Salah seorang murid les, S, mungkin bagi pemandangan orang lain, S adalah anak yang beruntung.
Meskipun bukan berada dalam keluarga yang kaya raya, namun S bisa memperoleh benda-benda yang diinginkannya.
Kebetulan saya sudah mengajar les privat kepada S sejak S duduk di bangku kelas dua SD. Sekarang S berstatus sebagai siswa SMP kelas sembilan.
Dalam tujuh tahun les ini, saya melihat berbagai pembelian yang terkesan impulsif di mata saya.

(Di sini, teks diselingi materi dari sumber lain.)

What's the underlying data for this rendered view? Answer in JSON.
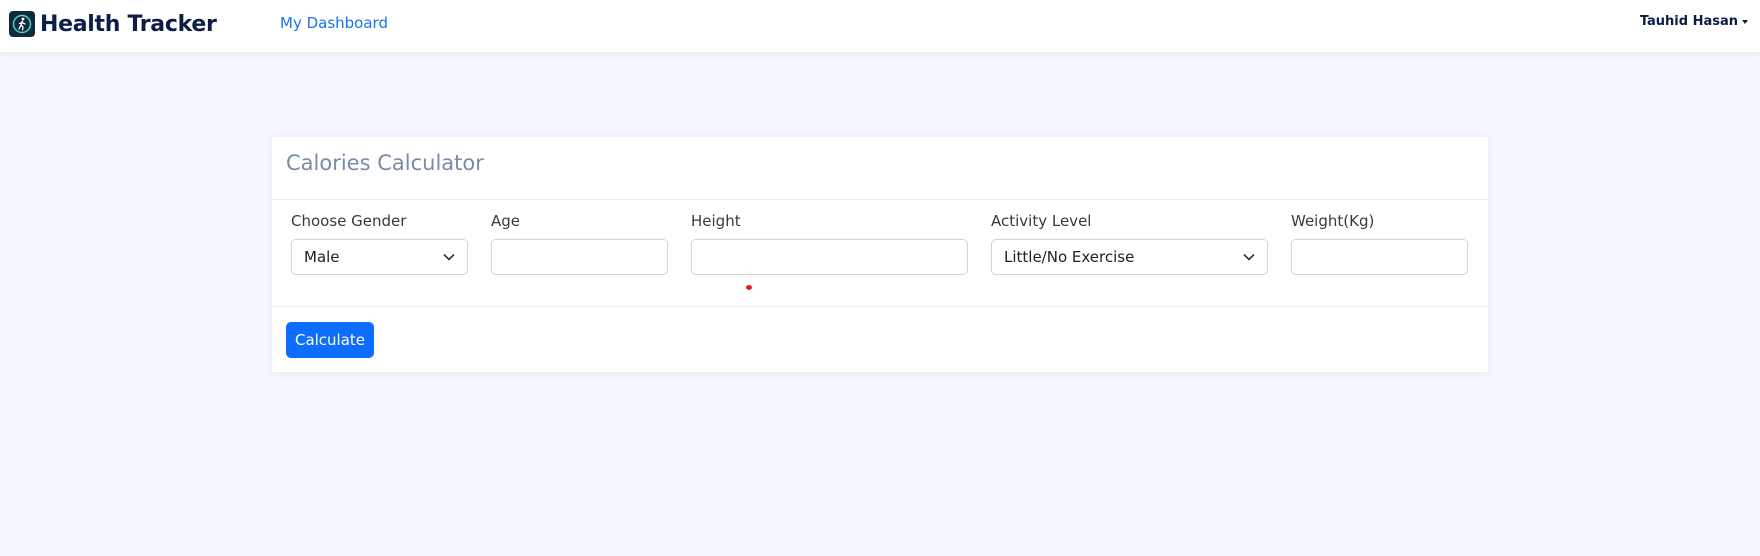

Ayah dan ibu S mengabulkan permintaan putra semata wayang, S, untuk membelikan barang-barang keinginannya.
Yang saya pantau, dimulai dari pembelian sepeda gunung (mountain bike). S melihat orang lain punya sepeda gunung, dia pun ingin mempunyai sebuah sepeda gunung.
Senang mengendarai di awal memiliki, sekarang, sudah bertahun-tahun, sang sepeda teronggok merana sendirian di pojok parkiran mobil.
Ban kempis depan dan belakang, berdebu dengan ketebalan menggunung, karat menyemak di rangka. Nasibnya kelak mungkin hanya laku terjual sebagai besi tua.
Melihat keyboard dengan simbol tiga garpu tala yang keren, S bernafsu untuk memiliki keyboard kepunyaan tantenya tersebut.
Merengek kepada sang ibu untuk mengusahakan keyboard berpindah tangan (ke S tentunya). Namun ibunya tidak menanggapi. Tantenya juga tidak merespon, meskipun sang keyboard hanya menghias sudut kamar tidur.
Membeli keyboard baru. Cuma itu satu-satunya cara untuk memenuhi hasrat memiliki. Mendesak orangtua untuk secepat mungkin membeli di toko terdekat. Merek sembarang. Harga beli sekitar satu juta rupiah.
Nasibnya kurang lebih sama dengan sepeda. S hanya rajin berlatih memainkan keyboard di satu-dua minggu pertama. Setelah itu S bosan. Keyboard tergeletak begitu saja. Tidak diperhatikan. Debu pun menyapa keyboard.